Semi di finocchio selvatico

Infusi

Infuso finocchio

L'infuso di finocchio è molto utilizzato in erboristeria per le sue proprietà digestive, ma ha anche un'azione disintossicante, drenante e depurativa. Ha un gradevole gusto dolce ed è consigliato alle mamme che allattano in quanto favorisce la produzione di latte e contrasta le coliche del lattante.

di Redazione

07 gennaio 2015

Che cos'è il finocchio

Il finocchio è una pianta erbacea spontanea perenne tipica del bacino del mediterraneo che appartiene alla famiglia delle ombrellifere. Ne esistono due qualità: quello coltivato (o dolce) e quello selvatico detto anche finocchietto o finocchina. Il finocchio coltivato viene utilizzato nelle nostre cucine come ortaggio. Per preparare la tisana è necessario utilizzare il finocchio selvatico che si trova in tutte le erboristerie. Per preparare l'infuso vengono utilizzati i frutti, impropriamente chiamati "semi", della pianta. I frutti di finocchio contengono sali minerali, vitamine e un olio volatile ricco in anetolo, che conferisce al prodotto la caratteristica funzione digestiva e l'inconfondibile profumo. La raccolta del finocchio selvatico avviene tra la fine di agosto e settembre.

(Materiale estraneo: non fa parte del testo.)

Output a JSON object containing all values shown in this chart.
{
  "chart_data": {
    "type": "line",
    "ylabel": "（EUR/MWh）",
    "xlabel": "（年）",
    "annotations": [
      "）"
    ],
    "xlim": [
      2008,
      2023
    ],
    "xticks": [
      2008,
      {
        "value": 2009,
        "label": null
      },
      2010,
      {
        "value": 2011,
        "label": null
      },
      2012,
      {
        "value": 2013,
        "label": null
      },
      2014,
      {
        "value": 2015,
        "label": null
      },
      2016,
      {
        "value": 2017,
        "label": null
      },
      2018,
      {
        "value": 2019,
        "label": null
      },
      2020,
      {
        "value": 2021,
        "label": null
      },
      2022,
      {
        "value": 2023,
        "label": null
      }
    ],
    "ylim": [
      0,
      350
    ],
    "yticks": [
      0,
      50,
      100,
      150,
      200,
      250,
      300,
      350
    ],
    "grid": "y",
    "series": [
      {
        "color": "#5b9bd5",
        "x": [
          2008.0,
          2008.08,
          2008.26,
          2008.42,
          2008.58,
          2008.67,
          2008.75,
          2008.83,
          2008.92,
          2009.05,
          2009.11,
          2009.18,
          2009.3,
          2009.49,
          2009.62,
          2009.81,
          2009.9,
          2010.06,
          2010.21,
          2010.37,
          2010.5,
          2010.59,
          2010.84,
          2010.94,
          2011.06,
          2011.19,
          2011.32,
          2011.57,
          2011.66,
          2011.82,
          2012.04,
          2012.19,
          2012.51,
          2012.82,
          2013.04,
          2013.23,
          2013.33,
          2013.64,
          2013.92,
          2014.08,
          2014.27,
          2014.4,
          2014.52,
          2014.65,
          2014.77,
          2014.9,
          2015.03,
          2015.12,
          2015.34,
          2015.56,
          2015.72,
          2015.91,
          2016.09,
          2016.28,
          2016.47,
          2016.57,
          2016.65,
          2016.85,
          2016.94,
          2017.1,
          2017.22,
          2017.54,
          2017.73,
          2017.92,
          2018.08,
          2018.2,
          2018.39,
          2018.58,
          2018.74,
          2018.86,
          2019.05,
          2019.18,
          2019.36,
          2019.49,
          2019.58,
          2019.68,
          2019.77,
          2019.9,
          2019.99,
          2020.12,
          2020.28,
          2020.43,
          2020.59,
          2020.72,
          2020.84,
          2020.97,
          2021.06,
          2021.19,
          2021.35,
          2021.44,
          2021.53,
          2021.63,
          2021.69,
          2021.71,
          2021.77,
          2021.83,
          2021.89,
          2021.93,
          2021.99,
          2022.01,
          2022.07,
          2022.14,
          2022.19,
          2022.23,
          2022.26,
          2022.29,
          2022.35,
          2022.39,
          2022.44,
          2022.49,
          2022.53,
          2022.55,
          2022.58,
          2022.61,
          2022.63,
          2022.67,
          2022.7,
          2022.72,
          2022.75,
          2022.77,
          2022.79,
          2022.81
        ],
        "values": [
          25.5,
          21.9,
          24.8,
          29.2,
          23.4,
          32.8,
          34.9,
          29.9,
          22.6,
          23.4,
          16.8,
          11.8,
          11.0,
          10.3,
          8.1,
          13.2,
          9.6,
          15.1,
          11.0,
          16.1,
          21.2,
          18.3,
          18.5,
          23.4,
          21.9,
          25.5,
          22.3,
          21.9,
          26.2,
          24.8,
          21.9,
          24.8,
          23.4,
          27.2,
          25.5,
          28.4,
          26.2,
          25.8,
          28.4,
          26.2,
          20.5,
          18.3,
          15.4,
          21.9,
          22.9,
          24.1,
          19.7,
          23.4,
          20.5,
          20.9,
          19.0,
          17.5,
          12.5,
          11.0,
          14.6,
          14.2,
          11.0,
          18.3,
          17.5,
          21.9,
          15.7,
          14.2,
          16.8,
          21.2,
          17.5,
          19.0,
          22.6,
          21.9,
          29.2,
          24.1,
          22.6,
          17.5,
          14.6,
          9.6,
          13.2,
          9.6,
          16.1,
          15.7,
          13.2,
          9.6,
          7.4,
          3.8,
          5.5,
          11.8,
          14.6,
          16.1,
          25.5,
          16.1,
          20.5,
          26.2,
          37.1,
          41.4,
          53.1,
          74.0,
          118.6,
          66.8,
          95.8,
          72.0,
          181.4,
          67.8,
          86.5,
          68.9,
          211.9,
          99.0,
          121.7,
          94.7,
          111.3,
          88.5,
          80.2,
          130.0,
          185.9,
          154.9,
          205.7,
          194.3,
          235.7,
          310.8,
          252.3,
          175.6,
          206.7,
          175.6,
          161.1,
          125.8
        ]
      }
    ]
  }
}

Benefici dell'infuso di finocchio

Il beneficio più conosciuto dell'infuso di finocchio è l'effetto digestivo dovuto ad un'azione antifermentativa che contrasta il gonfiore addominale. L'ideale è assumerne una tazza alla fine del pasto. Ultimamente si sono scoperte altre qualità della tisana al finocchio. La stessa risulta antimeteorica ed agisce sulla muscolatura del colon rilassandola: questa caratteristica è molto utile per chi soffre della sindrome del colon irritabile e di stitichezza. Questa tisana può essere utilizzata, dopo aver sentito il parere del pediatra, anche dai bambini piccoli per contrastare le coliche addominali. Anche le mamme in allattamento possono utilizzarla in quanto aumenta la produzione del latte, conferisce un buon sapore allo stesso e l'effetto anti-colica passa nel latte materno. Sciacqui con l'infuso di finocchio sono utili per combattere l'alitosi.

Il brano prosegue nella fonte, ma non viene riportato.